Raggiungere un attrito ultra basso senza additivi per l’olio

Raggiungere un attrito ultra basso senza additivi per l'olio
Credito: Georgia Institute of Technology

I ricercatori del Georgia Institute of Technology hanno sviluppato un nuovo processo per il trattamento delle superfici metalliche che ha il potenziale per migliorare l’efficienza dei motori a pistoni e di una serie di altre apparecchiature.

Il metodo migliora la capacità delle superfici metalliche di legarsi all’olio, riducendo significativamente l’attrito senza speciali additivi per olio.

“Circa il 50 percento delle perdite di energia meccanica in un motore a combustione interna deriva dall’attrito del gruppo pistone. Quindi, se possiamo ridurre l’attrito, possiamo risparmiare energia e ridurre il consumo di carburante e olio”, ha affermato Michael Varenberg, un assistente professore al Georgia Tech’s Scuola di ingegneria meccanica George W. Woodruff.

Nello studio, pubblicato il 5 ottobre sulla rivista lettere di tribologia, i ricercatori del Georgia Tech and Technion – Israel Institute of Technology hanno testato il trattamento della superficie dei blocchi di ghisa facendola esplodere con una miscela di solfuro di rame e ossido di alluminio. La pallinatura ha modificato chimicamente la superficie che ha cambiato il modo in cui le molecole di olio si sono legate al metallo e ha portato a una lubrificazione superficiale superiore.

“Vogliamo che le molecole dell’olio siano fortemente collegate alla superficie. Tradizionalmente questa connessione viene creata inserendo additivi nell’olio”, ha affermato Varenberg. “In questo caso specifico, abbiamo micropallinato la superficie con una miscela di particelle di allumina e solfuro di rame. Rendere la superficie più attiva chimicamente deformandola consente una reazione di sostituzione per formare solfuro di ferro sopra il ferro. E i solfuri di ferro sono noti per legami molto forti con le molecole di olio.”

L’olio è lo strumento principale utilizzato per ridurre l’attrito che si verifica quando due superfici scorrono a contatto. Il nuovo trattamento superficiale si traduce in un coefficiente di attrito ultra basso di circa 0,01 in un ambiente con olio di base, che è circa 10 volte inferiore a un coefficiente di attrito ottenuto su una superficie di riferimento non trattata, hanno riferito i ricercatori.

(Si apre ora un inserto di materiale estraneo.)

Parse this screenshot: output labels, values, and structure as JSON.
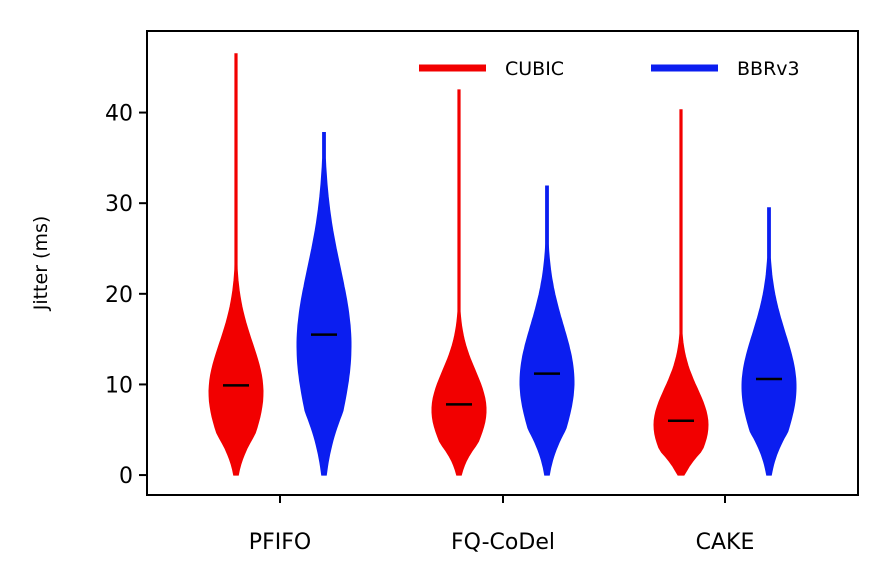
{
  "chart_data": {
    "type": "violin",
    "ylabel": "Jitter (ms)",
    "xlabel": "",
    "ylim": [
      -2.2,
      49
    ],
    "yticks": [
      0,
      10,
      20,
      30,
      40
    ],
    "categories": [
      "PFIFO",
      "FQ-CoDel",
      "CAKE"
    ],
    "legend_position": "top-right",
    "grid": false,
    "series": [
      {
        "name": "CUBIC",
        "color": "#f20000",
        "medians": [
          9.9,
          7.8,
          6.0
        ],
        "min": [
          0,
          0,
          0
        ],
        "max": [
          46.5,
          42.5,
          40.3
        ]
      },
      {
        "name": "BBRv3",
        "color": "#0b1ef0",
        "medians": [
          15.5,
          11.2,
          10.6
        ],
        "min": [
          0,
          0,
          0
        ],
        "max": [
          37.8,
          31.9,
          29.5
        ]
      }
    ]
  }
}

“Il risultato riportato supera le prestazioni dei migliori oli commerciali attuali ed è simile alle prestazioni dei lubrificanti formulati con nanoparticelle a base di disolfuro di tungsteno, ma soprattutto il nostro processo non utilizza alcun mezzo nanostrutturato costoso”, ha affermato Varenberg.

Il metodo per ridurre l’attrito superficiale è flessibile e risultati simili possono essere ottenuti utilizzando una varietà di processi diversi dalla pallinatura, come lappatura, levigatura, brunitura, pallinatura con shock laser, suggeriscono i ricercatori. Ciò renderebbe il processo ancora più facile da adattare a una vasta gamma di usi e settori. I ricercatori intendono continuare a esaminare i principi funzionali fondamentali ei meccanismi fisico-chimici che hanno determinato il successo del trattamento.

“Questo percorso semplice e scalabile verso l’attrito ultra basso apre nuovi orizzonti per l’ingegneria delle superfici e potrebbe ridurre significativamente le perdite di energia su scala industriale”, ha affermato Varenberg. “Inoltre, la nostra scoperta potrebbe portare a un cambiamento di paradigma nell’arte della lubrificazione e avviare una direzione completamente nuova nella scienza e nell’ingegneria delle superfici a causa della generalità dell’idea e di un’ampia gamma di potenziali applicazioni”.